Despite the lead competitors are making headway, however. Dozens of hardware rivals have found an ally in Google, maker of the Android operating system, and one of the few companies that has the software expertise to challenge Apple. Release after release, Android is pioneering and rethinking the way users interact with their phones and tablets, and the competition will keep Apple on its toes.
But the biggest doesn't come from a single company, but from a standard.
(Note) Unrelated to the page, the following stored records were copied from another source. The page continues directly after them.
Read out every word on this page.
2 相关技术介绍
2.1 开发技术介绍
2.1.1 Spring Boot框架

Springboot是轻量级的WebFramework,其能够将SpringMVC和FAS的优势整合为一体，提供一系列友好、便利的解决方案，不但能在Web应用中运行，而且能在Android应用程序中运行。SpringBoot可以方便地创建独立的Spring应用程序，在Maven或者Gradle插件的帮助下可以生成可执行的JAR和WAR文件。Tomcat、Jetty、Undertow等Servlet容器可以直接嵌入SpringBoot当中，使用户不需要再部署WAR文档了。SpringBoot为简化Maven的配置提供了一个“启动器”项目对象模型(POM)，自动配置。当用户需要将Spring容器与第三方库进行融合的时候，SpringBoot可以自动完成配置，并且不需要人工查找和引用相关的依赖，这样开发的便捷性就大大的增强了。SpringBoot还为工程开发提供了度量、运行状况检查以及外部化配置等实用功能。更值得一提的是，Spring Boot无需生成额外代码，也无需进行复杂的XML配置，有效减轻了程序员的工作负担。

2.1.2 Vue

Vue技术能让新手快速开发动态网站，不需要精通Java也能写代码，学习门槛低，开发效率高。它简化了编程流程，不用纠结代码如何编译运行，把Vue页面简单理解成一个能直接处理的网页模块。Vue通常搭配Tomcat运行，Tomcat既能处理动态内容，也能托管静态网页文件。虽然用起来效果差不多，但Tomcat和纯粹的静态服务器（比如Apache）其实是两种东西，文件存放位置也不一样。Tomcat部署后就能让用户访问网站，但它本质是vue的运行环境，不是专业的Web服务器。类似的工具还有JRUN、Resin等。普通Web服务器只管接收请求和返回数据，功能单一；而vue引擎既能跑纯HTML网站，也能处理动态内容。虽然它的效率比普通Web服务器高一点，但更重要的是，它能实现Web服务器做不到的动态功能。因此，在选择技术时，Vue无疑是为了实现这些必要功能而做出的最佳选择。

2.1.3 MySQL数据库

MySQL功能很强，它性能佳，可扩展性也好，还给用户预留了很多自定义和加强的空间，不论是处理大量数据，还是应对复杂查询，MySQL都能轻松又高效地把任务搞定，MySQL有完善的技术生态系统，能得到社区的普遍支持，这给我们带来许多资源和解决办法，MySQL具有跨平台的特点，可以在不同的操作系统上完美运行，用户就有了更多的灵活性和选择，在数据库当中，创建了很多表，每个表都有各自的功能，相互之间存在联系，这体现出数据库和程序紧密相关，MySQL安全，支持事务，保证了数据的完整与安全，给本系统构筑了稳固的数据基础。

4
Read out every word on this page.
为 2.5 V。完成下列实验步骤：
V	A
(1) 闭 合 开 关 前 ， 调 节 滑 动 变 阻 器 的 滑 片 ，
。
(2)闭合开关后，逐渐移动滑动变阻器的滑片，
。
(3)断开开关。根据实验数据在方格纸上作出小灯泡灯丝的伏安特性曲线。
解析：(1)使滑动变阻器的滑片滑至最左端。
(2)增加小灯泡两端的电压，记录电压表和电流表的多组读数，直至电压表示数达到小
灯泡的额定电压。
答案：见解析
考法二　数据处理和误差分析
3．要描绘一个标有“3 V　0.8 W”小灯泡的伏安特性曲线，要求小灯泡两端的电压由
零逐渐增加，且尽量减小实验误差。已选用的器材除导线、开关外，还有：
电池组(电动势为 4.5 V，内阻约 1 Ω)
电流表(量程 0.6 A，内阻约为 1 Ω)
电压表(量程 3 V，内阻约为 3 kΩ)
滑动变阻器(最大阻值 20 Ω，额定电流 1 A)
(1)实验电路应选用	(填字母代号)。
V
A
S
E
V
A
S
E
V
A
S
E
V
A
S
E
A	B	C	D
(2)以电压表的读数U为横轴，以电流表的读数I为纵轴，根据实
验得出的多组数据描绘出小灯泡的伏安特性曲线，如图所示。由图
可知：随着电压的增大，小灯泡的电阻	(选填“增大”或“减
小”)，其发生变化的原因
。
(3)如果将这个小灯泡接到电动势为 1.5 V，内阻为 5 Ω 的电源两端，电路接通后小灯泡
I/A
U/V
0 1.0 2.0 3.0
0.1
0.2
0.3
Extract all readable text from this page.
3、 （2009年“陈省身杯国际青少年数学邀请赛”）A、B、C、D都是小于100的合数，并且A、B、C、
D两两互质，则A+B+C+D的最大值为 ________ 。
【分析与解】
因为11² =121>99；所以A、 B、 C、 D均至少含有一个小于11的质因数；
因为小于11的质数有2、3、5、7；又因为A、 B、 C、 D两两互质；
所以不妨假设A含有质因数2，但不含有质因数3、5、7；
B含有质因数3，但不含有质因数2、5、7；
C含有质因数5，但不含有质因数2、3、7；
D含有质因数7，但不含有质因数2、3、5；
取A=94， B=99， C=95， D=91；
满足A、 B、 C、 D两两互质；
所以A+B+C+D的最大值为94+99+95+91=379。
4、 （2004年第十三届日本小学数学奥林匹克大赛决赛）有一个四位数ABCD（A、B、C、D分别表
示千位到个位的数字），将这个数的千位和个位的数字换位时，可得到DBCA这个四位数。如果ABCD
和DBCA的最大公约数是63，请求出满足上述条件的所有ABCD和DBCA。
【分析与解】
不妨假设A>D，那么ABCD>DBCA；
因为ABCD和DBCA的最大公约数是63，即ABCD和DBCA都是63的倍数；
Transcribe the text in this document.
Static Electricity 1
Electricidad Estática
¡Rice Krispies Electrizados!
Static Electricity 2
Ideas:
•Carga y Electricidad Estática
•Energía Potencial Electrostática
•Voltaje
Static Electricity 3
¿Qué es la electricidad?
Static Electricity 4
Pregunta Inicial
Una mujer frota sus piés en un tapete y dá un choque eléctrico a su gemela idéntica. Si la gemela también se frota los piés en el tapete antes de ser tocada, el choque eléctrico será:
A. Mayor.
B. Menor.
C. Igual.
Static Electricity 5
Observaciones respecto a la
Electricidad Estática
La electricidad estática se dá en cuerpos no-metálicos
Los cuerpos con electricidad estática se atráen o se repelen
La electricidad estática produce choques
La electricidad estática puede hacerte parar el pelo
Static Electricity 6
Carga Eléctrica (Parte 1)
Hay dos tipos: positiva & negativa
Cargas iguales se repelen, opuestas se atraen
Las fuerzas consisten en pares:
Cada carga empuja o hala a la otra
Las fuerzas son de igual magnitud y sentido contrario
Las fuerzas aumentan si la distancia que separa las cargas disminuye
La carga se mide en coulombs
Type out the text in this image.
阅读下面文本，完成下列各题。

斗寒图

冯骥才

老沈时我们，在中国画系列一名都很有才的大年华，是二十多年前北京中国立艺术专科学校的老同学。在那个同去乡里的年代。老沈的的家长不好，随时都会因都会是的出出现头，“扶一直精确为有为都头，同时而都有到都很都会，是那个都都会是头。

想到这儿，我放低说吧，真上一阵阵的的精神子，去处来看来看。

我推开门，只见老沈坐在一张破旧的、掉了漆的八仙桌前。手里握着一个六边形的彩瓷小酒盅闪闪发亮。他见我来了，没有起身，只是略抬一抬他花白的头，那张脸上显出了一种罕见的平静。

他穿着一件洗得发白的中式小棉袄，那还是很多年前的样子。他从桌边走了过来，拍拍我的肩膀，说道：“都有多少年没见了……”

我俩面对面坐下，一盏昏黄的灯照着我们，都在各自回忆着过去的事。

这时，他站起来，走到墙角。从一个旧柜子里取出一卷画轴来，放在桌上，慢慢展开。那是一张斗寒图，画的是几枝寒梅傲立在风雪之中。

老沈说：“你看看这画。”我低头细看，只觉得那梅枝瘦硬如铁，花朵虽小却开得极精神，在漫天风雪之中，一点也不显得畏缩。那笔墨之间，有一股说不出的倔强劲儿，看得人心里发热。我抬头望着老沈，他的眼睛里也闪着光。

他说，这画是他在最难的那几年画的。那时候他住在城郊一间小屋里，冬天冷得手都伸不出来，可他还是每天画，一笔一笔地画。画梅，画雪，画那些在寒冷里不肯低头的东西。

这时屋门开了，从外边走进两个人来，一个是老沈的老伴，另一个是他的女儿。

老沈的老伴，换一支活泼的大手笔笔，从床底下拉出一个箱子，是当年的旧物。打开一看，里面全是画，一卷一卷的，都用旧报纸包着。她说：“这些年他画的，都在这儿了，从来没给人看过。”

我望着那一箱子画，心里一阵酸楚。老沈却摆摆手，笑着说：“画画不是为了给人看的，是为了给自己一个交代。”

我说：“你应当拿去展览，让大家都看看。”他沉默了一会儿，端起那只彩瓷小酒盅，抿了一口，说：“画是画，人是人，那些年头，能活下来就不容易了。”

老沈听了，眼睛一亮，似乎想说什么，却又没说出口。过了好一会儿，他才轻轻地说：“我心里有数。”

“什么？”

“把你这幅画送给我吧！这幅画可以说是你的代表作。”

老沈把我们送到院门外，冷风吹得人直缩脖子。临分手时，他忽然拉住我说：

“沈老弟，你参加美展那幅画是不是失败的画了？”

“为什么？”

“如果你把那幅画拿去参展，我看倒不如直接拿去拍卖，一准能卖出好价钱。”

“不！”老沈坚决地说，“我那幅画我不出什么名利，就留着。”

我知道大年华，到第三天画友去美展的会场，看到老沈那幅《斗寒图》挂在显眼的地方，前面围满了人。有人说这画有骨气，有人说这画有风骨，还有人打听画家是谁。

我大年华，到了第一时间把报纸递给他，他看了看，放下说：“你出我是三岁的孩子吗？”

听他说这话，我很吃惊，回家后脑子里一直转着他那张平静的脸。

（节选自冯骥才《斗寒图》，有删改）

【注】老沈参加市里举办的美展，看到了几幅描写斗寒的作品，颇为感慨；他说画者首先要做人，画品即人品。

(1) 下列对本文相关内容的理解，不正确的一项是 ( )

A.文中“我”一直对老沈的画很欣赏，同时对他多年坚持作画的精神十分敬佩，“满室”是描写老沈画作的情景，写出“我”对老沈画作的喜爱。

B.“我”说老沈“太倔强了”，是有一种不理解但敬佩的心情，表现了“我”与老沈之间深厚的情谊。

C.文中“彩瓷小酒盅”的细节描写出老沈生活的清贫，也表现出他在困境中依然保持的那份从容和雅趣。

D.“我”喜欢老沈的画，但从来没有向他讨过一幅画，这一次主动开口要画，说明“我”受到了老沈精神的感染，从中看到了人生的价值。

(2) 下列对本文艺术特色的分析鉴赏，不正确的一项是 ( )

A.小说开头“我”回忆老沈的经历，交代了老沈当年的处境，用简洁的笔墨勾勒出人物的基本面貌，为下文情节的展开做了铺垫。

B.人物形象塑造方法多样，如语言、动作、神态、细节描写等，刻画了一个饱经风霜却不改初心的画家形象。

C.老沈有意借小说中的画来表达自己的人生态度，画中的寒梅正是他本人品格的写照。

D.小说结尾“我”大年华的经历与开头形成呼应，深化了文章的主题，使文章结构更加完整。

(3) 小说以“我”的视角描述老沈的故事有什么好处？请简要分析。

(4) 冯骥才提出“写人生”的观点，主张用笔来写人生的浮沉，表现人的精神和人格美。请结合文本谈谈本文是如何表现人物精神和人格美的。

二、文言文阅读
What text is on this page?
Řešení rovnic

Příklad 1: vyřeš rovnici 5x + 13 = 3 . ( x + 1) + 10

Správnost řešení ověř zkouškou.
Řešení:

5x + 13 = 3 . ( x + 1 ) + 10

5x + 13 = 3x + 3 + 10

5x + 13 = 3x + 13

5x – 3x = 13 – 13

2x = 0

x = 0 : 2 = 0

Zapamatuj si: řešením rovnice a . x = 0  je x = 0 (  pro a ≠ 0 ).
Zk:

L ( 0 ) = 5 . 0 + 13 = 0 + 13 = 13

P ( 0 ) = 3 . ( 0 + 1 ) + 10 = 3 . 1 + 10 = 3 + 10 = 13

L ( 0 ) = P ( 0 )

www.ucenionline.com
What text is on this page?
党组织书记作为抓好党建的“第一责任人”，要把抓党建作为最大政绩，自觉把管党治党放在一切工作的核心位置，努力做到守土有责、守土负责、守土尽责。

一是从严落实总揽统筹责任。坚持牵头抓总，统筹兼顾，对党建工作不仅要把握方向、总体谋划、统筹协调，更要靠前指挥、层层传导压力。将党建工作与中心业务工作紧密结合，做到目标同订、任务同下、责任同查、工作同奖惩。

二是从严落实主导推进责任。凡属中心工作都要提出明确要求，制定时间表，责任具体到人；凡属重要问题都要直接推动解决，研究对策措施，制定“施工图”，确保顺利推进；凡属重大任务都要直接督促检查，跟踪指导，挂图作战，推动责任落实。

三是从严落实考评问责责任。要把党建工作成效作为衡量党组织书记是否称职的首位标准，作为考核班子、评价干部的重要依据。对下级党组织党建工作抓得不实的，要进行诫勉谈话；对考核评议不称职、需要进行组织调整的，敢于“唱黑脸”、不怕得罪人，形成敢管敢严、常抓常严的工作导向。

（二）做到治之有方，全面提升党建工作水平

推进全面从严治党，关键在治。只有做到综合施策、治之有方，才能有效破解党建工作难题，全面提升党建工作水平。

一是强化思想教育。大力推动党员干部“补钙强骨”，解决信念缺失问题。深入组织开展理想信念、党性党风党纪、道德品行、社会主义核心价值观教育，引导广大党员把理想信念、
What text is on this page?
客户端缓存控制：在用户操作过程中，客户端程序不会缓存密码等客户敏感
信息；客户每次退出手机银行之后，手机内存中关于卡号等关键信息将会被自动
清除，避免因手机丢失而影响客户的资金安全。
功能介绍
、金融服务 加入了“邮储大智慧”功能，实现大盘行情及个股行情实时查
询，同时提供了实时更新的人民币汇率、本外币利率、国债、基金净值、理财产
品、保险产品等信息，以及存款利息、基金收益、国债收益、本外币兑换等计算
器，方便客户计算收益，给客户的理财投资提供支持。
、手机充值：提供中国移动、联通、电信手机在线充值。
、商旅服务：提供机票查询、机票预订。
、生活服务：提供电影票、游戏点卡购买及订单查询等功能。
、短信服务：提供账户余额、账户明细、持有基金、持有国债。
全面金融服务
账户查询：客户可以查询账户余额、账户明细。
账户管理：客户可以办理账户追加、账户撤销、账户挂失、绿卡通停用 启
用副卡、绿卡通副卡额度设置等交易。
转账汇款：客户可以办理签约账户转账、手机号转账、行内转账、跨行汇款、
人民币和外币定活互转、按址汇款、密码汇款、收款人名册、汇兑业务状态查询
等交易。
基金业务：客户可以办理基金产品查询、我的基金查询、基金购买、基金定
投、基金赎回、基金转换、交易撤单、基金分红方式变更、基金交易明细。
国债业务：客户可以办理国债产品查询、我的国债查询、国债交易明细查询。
HTML5 threatens to take apart Apple's walled-garden of apps and content apart, brick by brick, which makes Apple products so attractive.
HTML5 apps run in a browser, obviating the need for individual downloads of apps, as in the case of Apple's App Store.
Notable recent examples include the recent introduction of HTML5-based Web sites from the Financial Times newspaper and from Twitter, that give users full functionality, without the need to download any apps.
More importantly, Facebook has been promoting HTML5 as the future of online social gaming, and notes speculation that Facebook's ultimate intent is to build an alternative platform giving users the ability to easily install webapps, including paid ones.
These HTML5 programs can store more user state - information about state of play in a game, last-read pages in ebooks, etc. - than typical Web sites, but they run slower than apps, which are each written for a particular operating system or device.
The risk is this technology will render all apps commodity, and chip away at an attraction that keeps users locking in to iPhones and iPods.
Ultimately over time, a significant migration away from native apps to webapps could have meaningful repercussions for the mobile industry: users would gain portability of apps across devices, and the browser would assume an increasingly important role for users at the expense of the device's OS, says Sanford Bernstein analyst Toni Sacconaghi.
The result would be reduced differentiation among the user experience across devices, lower barriers to switching and accordingly, heighten handset competition - pressuring margins.
True, consumers do appear to value the improved user experience afforded by (native) apps, but Sacconaghi says if high- quality webapps proliferate, and consumers find no discernible loss of usability, then an accelerated shift towards webapps is likely
[It's] analogous to how consumers preferred the ever-increasing variety (and lower expense) of the World Wide Web over AOL's carefully-chosen walled garden of content , the analyst explained. We have seen the migration from proprietary platforms to standardized platforms repeatedly in IT Hardware (think servers and PCs) and invariably the outcome has been loss of differentiation and ultimately lower margins.
Sacconaghi says that even a modest impact in each of these areas could cut estimated operating profit growth forecast for Apple through 2015 by about 30 percent.